En la naturaleza, el rugido del tigre tiene un poder aterrador para paralizar al animal que lo escucha. En el campo, la versión golfística de un ‘Rugido de Tigre’, ese trueno bajo y estruendoso que ruge a través de los enlaces cada vez que Tiger Woods comienza a salpicar las patillas en un Abierto, tiene el mismo efecto en sus rivales. Por más que los jugadores intenten permanecer encerrados en sus burbujas privadas, es un sonido que desencadena la conciencia del despiadado depredador entre ellos.

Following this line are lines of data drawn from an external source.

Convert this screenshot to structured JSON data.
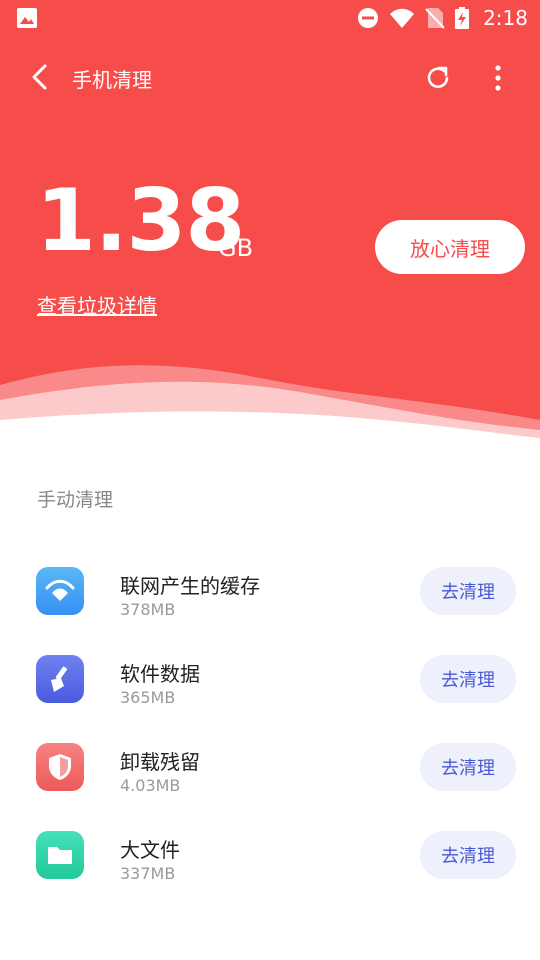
{
  "status_bar": {
    "time": "2:18",
    "icons": [
      "gallery-icon",
      "dnd-icon",
      "wifi-icon",
      "no-sim-icon",
      "battery-charging-icon"
    ]
  },
  "toolbar": {
    "title": "手机清理",
    "icons": [
      "back-icon",
      "refresh-icon",
      "more-icon"
    ]
  },
  "summary": {
    "size_value": "1.38",
    "size_unit": "GB",
    "detail_link": "查看垃圾详情",
    "clean_button": "放心清理"
  },
  "manual": {
    "section_title": "手动清理",
    "items": [
      {
        "name": "联网产生的缓存",
        "size": "378MB",
        "button": "去清理",
        "icon": "wifi-icon",
        "color": "#3b9bf5"
      },
      {
        "name": "软件数据",
        "size": "365MB",
        "button": "去清理",
        "icon": "broom-icon",
        "color": "#5b6ee8"
      },
      {
        "name": "卸载残留",
        "size": "4.03MB",
        "button": "去清理",
        "icon": "shield-icon",
        "color": "#f06a6a"
      },
      {
        "name": "大文件",
        "size": "337MB",
        "button": "去清理",
        "icon": "folder-icon",
        "color": "#2fd3a6"
      }
    ]
  },
  "colors": {
    "accent": "#f64c4a",
    "button_bg": "#eef0fb",
    "button_text": "#4a5bd0"
  }
}
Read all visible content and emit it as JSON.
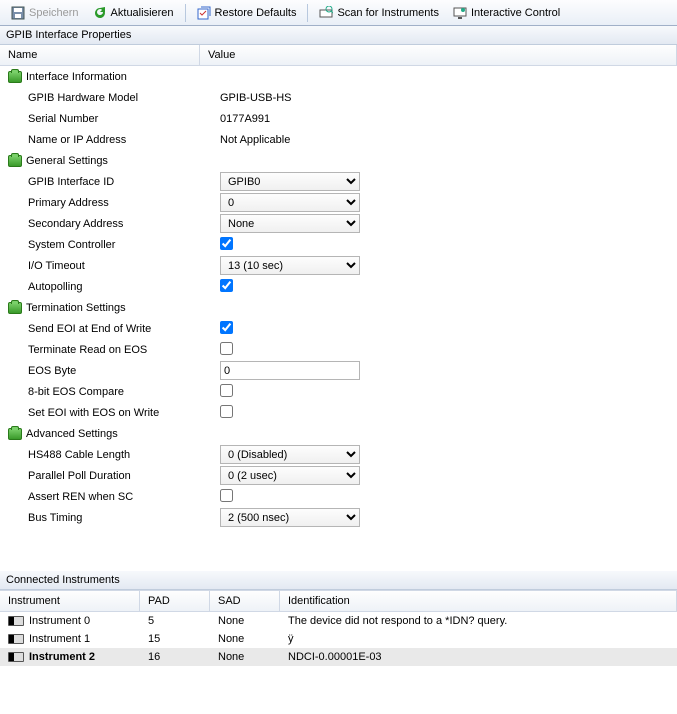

Nadie fuera de un radio de dos millas de Woods ayer podría haber dejado de notar la conmoción que creó.

Después de dos días de acoso sigiloso, se abalanzó, con los colmillos al descubierto y las garras desgarrando a su presa. Fue la aproximación más aproximada que este deporte ofreció a una emboscada de grandes felinos.

¿Recuerdas los días en que Woods solía hacer esto como una cuestión de rutina, mirando fijamente sus golpes de aproximación con un pequeño garrote de club contento? Bueno, aquí en Carnoustie, ese hombre había vuelto, explotando las condiciones de calma y formando un brillante 66 para incendiar este torneo.

Fue su ronda más baja en un Abierto desde Hoylake 2006, cuando, en condiciones similarmente quemadas, ganó. No es extraño que apenas pudiera dejar de sonreír después. “Tengo una oportunidad para esto”, dijo. “No quería estar demasiado atrás. Y cinco bajo par está definitivamente al alcance “.